The signal transmitted by the antenna 20 can be detected by the majority of detection system as it varies both in amplitude and frequency.

The adjustment of the modulating system is not critical and using state of the art techniques and components, a stable transmitted signal can be acquired. With no modulation of the sub-carrier, the deviation is adjusted either below or above the filter aperture as shown in FIGS. 2, 3A, 3B and 3C. In the diagrams the filter is located on the upper sideband. Therefore, the sub-carrier is deviated to just below the filter frequency. This adjustment will insure good response of the low amplitude audio signals. Audio compression or speech clipping can be used in the audio circuit increasing the low amplitude signal transmission if required.

Preliminary tests of the transmitter with this type modulation showed good quality and very narrow band characteristics. A receiver with a ratio detector was used detecting leakage from a dummy load on the transmitter.

Advantages of the system are:

1. This modulating circuit permits transmission of a compatible radio signal having single sideband characteristics. 2. Transmission of unwanted signals are at a minimum as all R.F. generated before the narrow filter is at low level.

3. The space required in the frequency spectrum for transmission is very small and permits a greater number of transmitters in a given space.

4. High efficiency is attained due to the concentration of power on a given frequency.

5. It is very useful on the higher end of the radio spectrum where present state of the art single sideband transmitters with suppressed carrier are critical. Control of a re-injected carrier is difficult. With the above mentioned circuit, it is not necessary to inject the carrier.

6. This type of transmission will eliminate the beating of carriers experienced with many transmitters.

7. It can be used on all frequencies of the radio spectrum.
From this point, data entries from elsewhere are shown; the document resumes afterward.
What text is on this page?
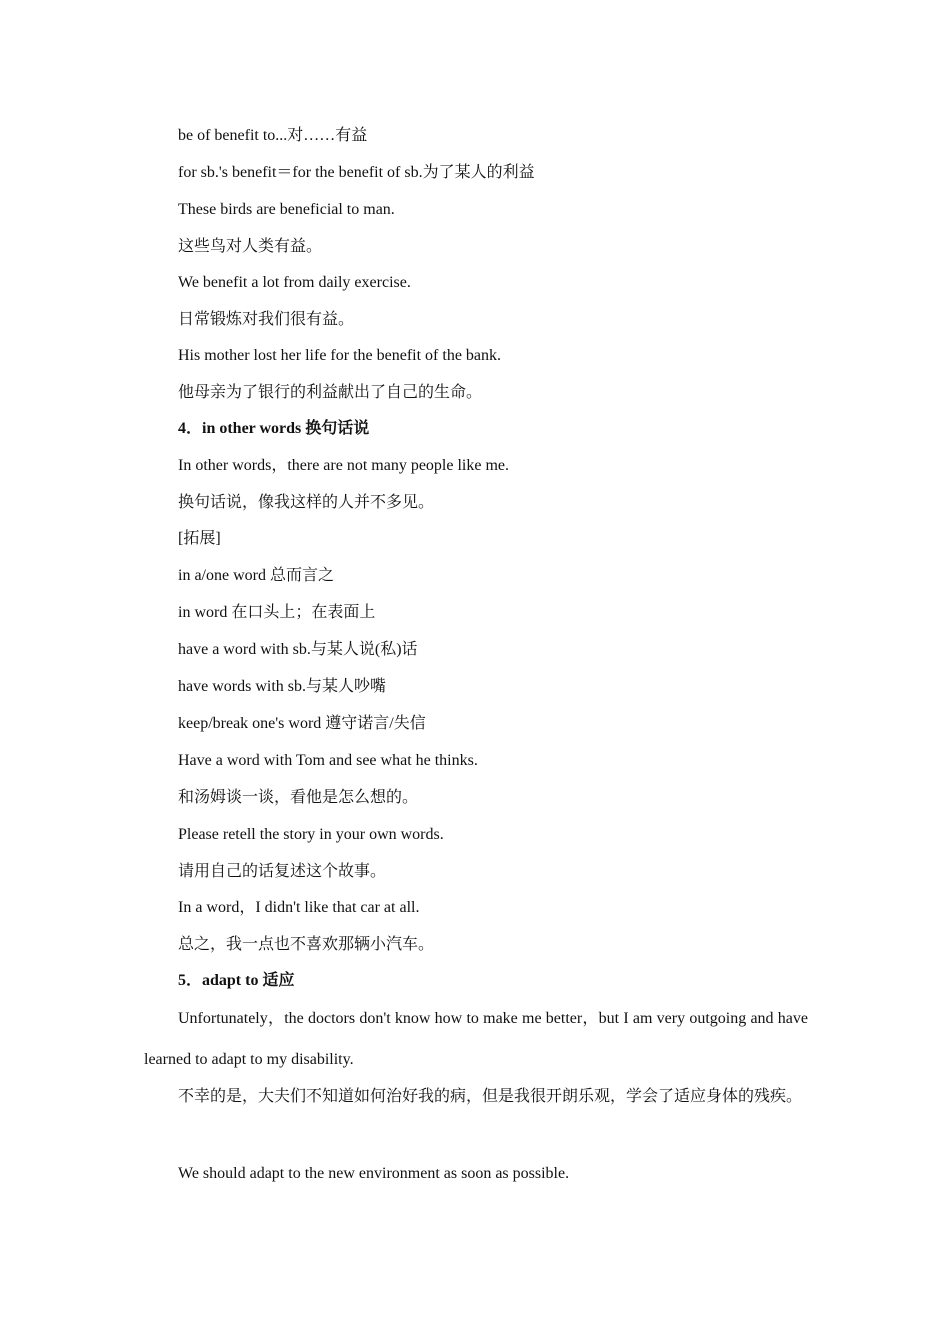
be of benefit to...对……有益
for sb.'s benefit＝for the benefit of sb.为了某人的利益
These birds are beneficial to man.
这些鸟对人类有益。
We benefit a lot from daily exercise.
日常锻炼对我们很有益。
His mother lost her life for the benefit of the bank.
他母亲为了银行的利益献出了自己的生命。
4．in other words 换句话说
In other words，there are not many people like me.
换句话说，像我这样的人并不多见。
[拓展]
in a/one word 总而言之
in word 在口头上；在表面上
have a word with sb.与某人说(私)话
have words with sb.与某人吵嘴
keep/break one's word 遵守诺言/失信
Have a word with Tom and see what he thinks.
和汤姆谈一谈，看他是怎么想的。
Please retell the story in your own words.
请用自己的话复述这个故事。
In a word，I didn't like that car at all.
总之，我一点也不喜欢那辆小汽车。
5．adapt to 适应
Unfortunately，the doctors don't know how to make me better，but I am very outgoing and have learned to adapt to my disability.
不幸的是，大夫们不知道如何治好我的病，但是我很开朗乐观，学会了适应身体的残疾。
We should adapt to the new environment as soon as possible.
8. Stereo transmission is possible on say the AM broadcast band by placing two signals side by side producing a 10 KHz bandwidth. Two separate detectors in the receiver would give two separate audio outputs. This would permit stereo transmission on the AM bands occupying the same bandwidth now used.

Therefore, the present invention provides a new and improved system using a very small portion of the radio frequency spectrum and all of the modulation is done at lower power levels.

Claims

I claim:

1. Single sideband AM-FM modulation means comprising a sub-carrier frequency signal generator, means connected to amplitude modulate said sub-carrier signal,

a radio frequency signal generator, means to frequency modulate said radio frequency signal with said modulated sub-carrier signal, to create multiple sidebands,

frequency multiplying means connected to said frequency generator,

and narrow bandpass filter means tuned to a frequency between two of said multiple sidebands so as to pass one sideband of said modulated signal.

2. Apparatus as in claim 1 wherein said bandpass filter means is a narrow filter, of substantially 5 KHz.

3. Apparatus as in claim 1 having linear amplifier means connected between said frequency multiplying means and said bandpass filter.